Negotiations over the issue have been ongoing for months, but senators have yet to reach a resolution to the impasse, Sen. James Inhofe (R-Okla.), chairman of the Senate Environment and Public Works Committee, told Bloomberg BNA.
“Unfortunately, people get backed into a corner, and things don't get done the way they should,” Inhofe said.
Still he expressed optimism the legislation would receive a vote, saying “we gotta get it done.”
The bill, which is supported by companies such as DuPont, 3M, and Dow Chemical Co., would require the Environmental Protection Agency for the first time to assess the safety of chemicals in commerce and assure their safety before being allowed to enter commerce.

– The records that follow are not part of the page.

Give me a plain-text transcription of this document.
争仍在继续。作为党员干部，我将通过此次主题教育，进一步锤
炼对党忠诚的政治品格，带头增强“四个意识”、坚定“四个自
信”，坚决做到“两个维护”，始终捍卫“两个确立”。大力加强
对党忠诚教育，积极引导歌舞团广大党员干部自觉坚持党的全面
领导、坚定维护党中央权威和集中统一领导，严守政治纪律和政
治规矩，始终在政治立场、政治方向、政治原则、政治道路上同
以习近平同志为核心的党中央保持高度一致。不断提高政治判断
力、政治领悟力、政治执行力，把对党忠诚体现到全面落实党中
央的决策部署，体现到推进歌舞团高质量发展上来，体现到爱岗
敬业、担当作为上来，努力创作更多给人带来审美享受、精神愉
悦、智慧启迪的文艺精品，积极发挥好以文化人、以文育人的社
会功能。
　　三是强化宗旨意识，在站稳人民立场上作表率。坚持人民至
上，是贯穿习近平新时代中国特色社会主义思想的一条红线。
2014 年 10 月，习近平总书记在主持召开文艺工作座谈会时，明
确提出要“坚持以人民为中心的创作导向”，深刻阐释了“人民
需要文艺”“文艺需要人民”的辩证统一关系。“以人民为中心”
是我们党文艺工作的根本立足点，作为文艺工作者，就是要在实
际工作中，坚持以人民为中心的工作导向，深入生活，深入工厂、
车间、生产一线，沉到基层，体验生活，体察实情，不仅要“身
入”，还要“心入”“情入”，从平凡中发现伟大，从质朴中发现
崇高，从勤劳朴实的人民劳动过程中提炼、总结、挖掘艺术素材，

The legislation is supported by 60 senators and has the support of Senate Majority Leader Mitch McConnell (R-Ky.), who said in early October he still wanted to bring the bill to the floor for a vote (39 CRR 1258, 10/26/15).
But overcoming the objections of Burr and Ayotte would require using up multiple days of Senate floor time and comes as the chamber still must consider legislation to fund the federal government, among other high priority bills.
The LWCF, which uses oil and gas royalties for recreation and conservation projects and expired at the end of September, has proven to be a thorny issue since it faces opposition from some House conservatives.
Burr said he believed there was “still a chance” a deal on reauthorizing the fund could be worked out and the Senate could vote on S. 697 this year.
“We might stick LWCF in something else, or we may come to an agreement where we do LWCF as an amendment [to S. 697] and then take it out of it after we pass it and let TSCA go to conference all alone,” Burr told reporters. “I think there are a lot of iterations that you can do.”
Still at present, Burr said, “I think we are to some degree at loggerheads.”